In 1883, when Homer moved to Prout’s Neck Maine, his family’s home was just seventy-five feet from the ocean, giving him a new subject of concentration. Continuing through the 1880’s, Homer painted his esteemed sea scenes, such as his famous oil on canvas painting, Eight Bells.
Eight Bells Origination
Homer’s nautical painting Eight Bells, was originally a series of oil paintings made on three wooden panels. He happened to find these three panels of wood in the cabin of his brother’s sailboat in Maine. On two of the panels, he painted one scene of mackerels at dawn on the first, and the mackerels at dusk on the second. On the third panel, he painted a grisaille, or monochrome sketch of what was later to inspire Eight Bells.
Description
The title Eight Bells refers to nautical time measurement, with one bell every thirty minutes. Eight bells can mean eight o’clock, noon, or 4 o’clock. Homer’s painting Eight Bells depicts the noon hour, with two sailors pictured in a stormy sky, and rough, choppy sea, navigating their boat’s position with a sextant. Homer painted very little detail of the ship, focusing on the human factor, and the force of nature.

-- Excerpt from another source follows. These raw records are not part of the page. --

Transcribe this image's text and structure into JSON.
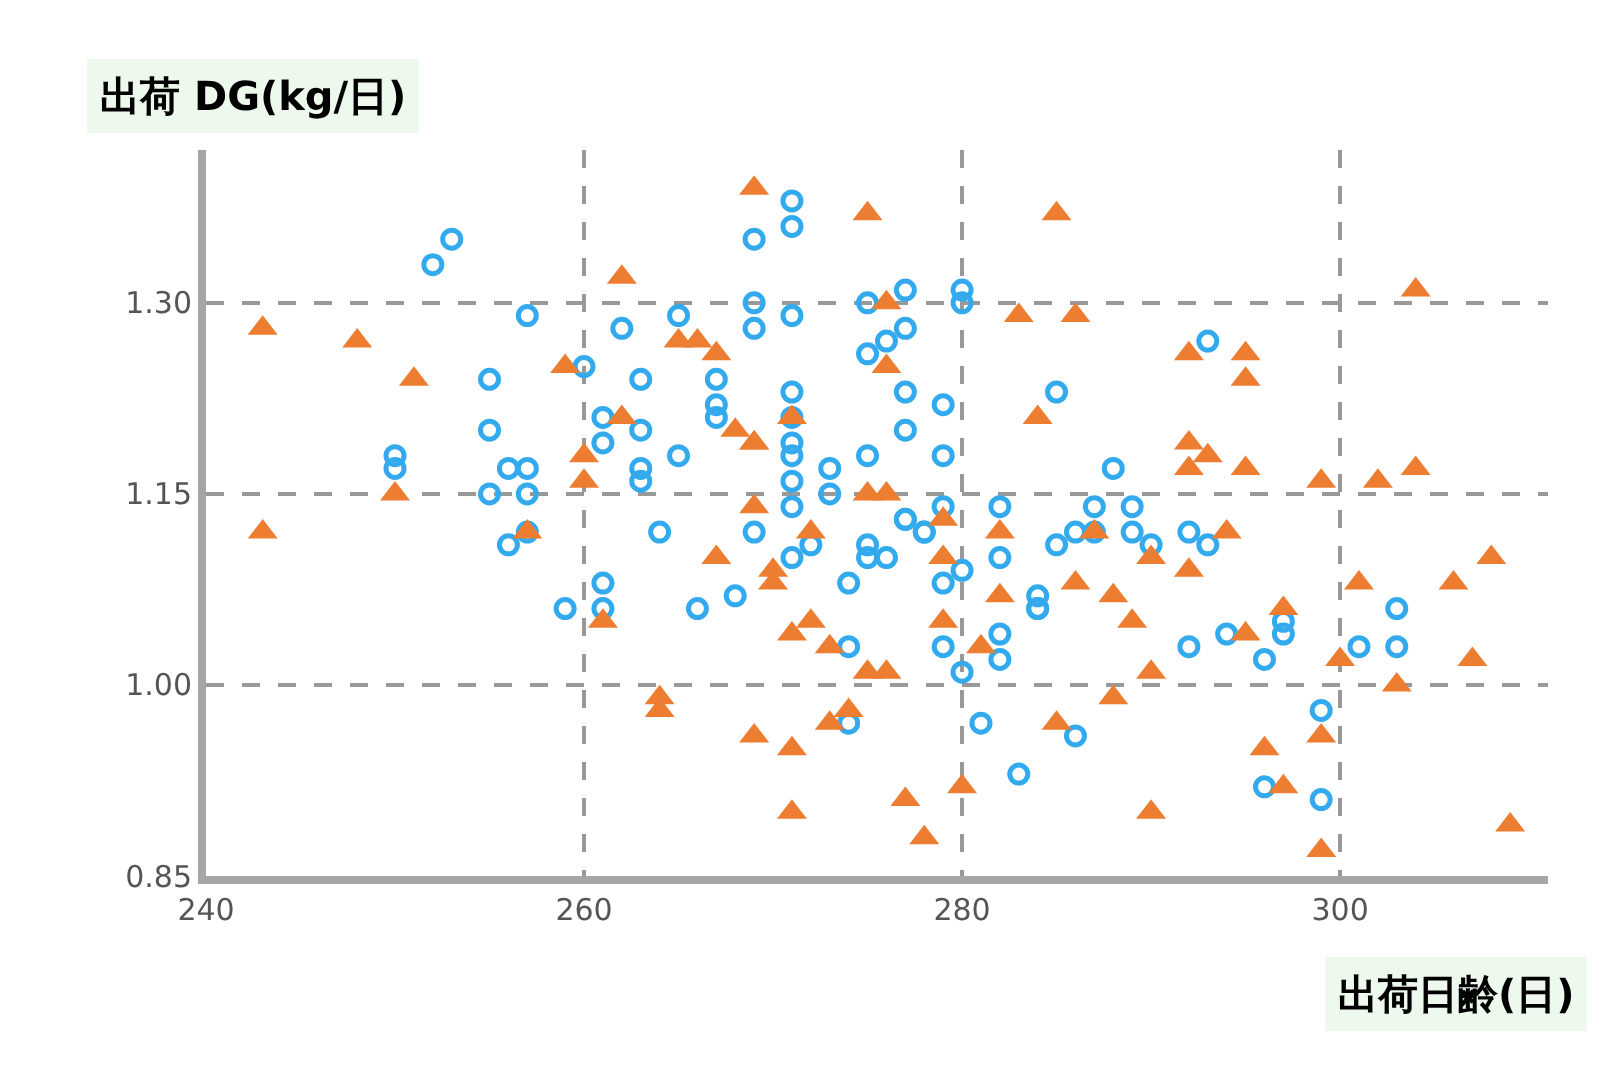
{
  "chart_data": {
    "type": "scatter",
    "xlabel": "出荷日齢(日)",
    "ylabel": "出荷 DG(kg/日)",
    "xlim": [
      240,
      311
    ],
    "xticks": [
      240,
      260,
      280,
      300
    ],
    "ylim": [
      0.85,
      1.42
    ],
    "yticks": [
      0.85,
      {
        "value": 1.0,
        "label": "1.00"
      },
      1.15,
      {
        "value": 1.3,
        "label": "1.30"
      }
    ],
    "grid": true,
    "series": [
      {
        "color": "#33aaee",
        "marker": "circle",
        "x": [
          250,
          250,
          253,
          252,
          257,
          255,
          255,
          255,
          256,
          257,
          257,
          256,
          257,
          259,
          260,
          261,
          261,
          261,
          261,
          262,
          263,
          263,
          263,
          263,
          264,
          265,
          265,
          266,
          267,
          267,
          267,
          268,
          269,
          269,
          269,
          269,
          271,
          271,
          271,
          271,
          271,
          271,
          271,
          271,
          271,
          273,
          273,
          271,
          272,
          274,
          274,
          274,
          275,
          275,
          275,
          276,
          275,
          277,
          277,
          277,
          277,
          275,
          276,
          277,
          277,
          278,
          278,
          279,
          279,
          279,
          279,
          279,
          280,
          280,
          280,
          281,
          280,
          282,
          282,
          282,
          282,
          284,
          284,
          284,
          283,
          285,
          285,
          286,
          286,
          287,
          287,
          288,
          289,
          289,
          290,
          292,
          293,
          292,
          294,
          296,
          293,
          297,
          297,
          299,
          299,
          296,
          301,
          303,
          303
        ],
        "values": [
          1.18,
          1.17,
          1.35,
          1.33,
          1.29,
          1.24,
          1.2,
          1.15,
          1.17,
          1.17,
          1.15,
          1.11,
          1.12,
          1.06,
          1.25,
          1.21,
          1.19,
          1.08,
          1.06,
          1.28,
          1.24,
          1.17,
          1.16,
          1.2,
          1.12,
          1.29,
          1.18,
          1.06,
          1.24,
          1.21,
          1.22,
          1.07,
          1.12,
          1.35,
          1.3,
          1.28,
          1.38,
          1.36,
          1.29,
          1.23,
          1.21,
          1.19,
          1.18,
          1.16,
          1.14,
          1.17,
          1.15,
          1.1,
          1.11,
          1.03,
          0.97,
          1.08,
          1.11,
          1.3,
          1.26,
          1.27,
          1.18,
          1.28,
          1.31,
          1.23,
          1.2,
          1.1,
          1.1,
          1.13,
          1.13,
          1.12,
          1.12,
          1.08,
          1.03,
          1.22,
          1.18,
          1.14,
          1.31,
          1.3,
          1.01,
          0.97,
          1.09,
          1.1,
          1.04,
          1.02,
          1.14,
          1.07,
          1.06,
          1.06,
          0.93,
          1.23,
          1.11,
          1.12,
          0.96,
          1.14,
          1.12,
          1.17,
          1.14,
          1.12,
          1.11,
          1.12,
          1.11,
          1.03,
          1.04,
          1.02,
          1.27,
          1.05,
          1.04,
          0.98,
          0.91,
          0.92,
          1.03,
          1.03,
          1.06
        ]
      },
      {
        "color": "#ed7d31",
        "marker": "triangle",
        "x": [
          243,
          243,
          248,
          251,
          250,
          257,
          259,
          260,
          260,
          261,
          262,
          262,
          264,
          264,
          265,
          266,
          267,
          267,
          268,
          269,
          269,
          269,
          269,
          270,
          270,
          269,
          271,
          271,
          271,
          271,
          272,
          272,
          273,
          273,
          275,
          274,
          275,
          275,
          276,
          276,
          276,
          276,
          277,
          278,
          279,
          279,
          280,
          279,
          281,
          282,
          282,
          283,
          284,
          285,
          285,
          286,
          286,
          287,
          288,
          288,
          289,
          290,
          290,
          290,
          292,
          292,
          292,
          292,
          293,
          294,
          295,
          295,
          295,
          295,
          296,
          297,
          297,
          299,
          299,
          299,
          300,
          301,
          302,
          303,
          304,
          304,
          306,
          307,
          308,
          309
        ],
        "values": [
          1.28,
          1.12,
          1.27,
          1.24,
          1.15,
          1.12,
          1.25,
          1.16,
          1.18,
          1.05,
          1.32,
          1.21,
          0.99,
          0.98,
          1.27,
          1.27,
          1.26,
          1.1,
          1.2,
          1.39,
          1.19,
          1.19,
          1.14,
          1.09,
          1.08,
          0.96,
          1.04,
          0.9,
          1.21,
          0.95,
          1.12,
          1.05,
          1.03,
          0.97,
          1.37,
          0.98,
          1.01,
          1.15,
          1.15,
          1.25,
          1.3,
          1.01,
          0.91,
          0.88,
          1.05,
          1.13,
          0.92,
          1.1,
          1.03,
          1.12,
          1.07,
          1.29,
          1.21,
          1.37,
          0.97,
          1.29,
          1.08,
          1.12,
          0.99,
          1.07,
          1.05,
          1.01,
          0.9,
          1.1,
          1.26,
          1.19,
          1.17,
          1.09,
          1.18,
          1.12,
          1.17,
          1.26,
          1.24,
          1.04,
          0.95,
          1.06,
          0.92,
          1.16,
          0.96,
          0.87,
          1.02,
          1.08,
          1.16,
          1.0,
          1.31,
          1.17,
          1.08,
          1.02,
          1.1,
          0.89
        ]
      }
    ]
  }
}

His mixture of color and brushstroke are so effective that the viewer can see the waves in the ocean, the sailor’s coats blowing, and the very ominous-looking sky above.
Eight Bells seems to transcend realism, revealing a heroic element in the painting. The painting focuses the eye on the subjects, the strong and confident sailors at the rail, concluding that these heroic men can conquer even the violent and stormy sea. More complex than a naturalist’s painting, Eight Bells captures the rolling, greenish sea with its white caps, and the dark clouds, breaking only to offer a glimpse of blue sky in the distance.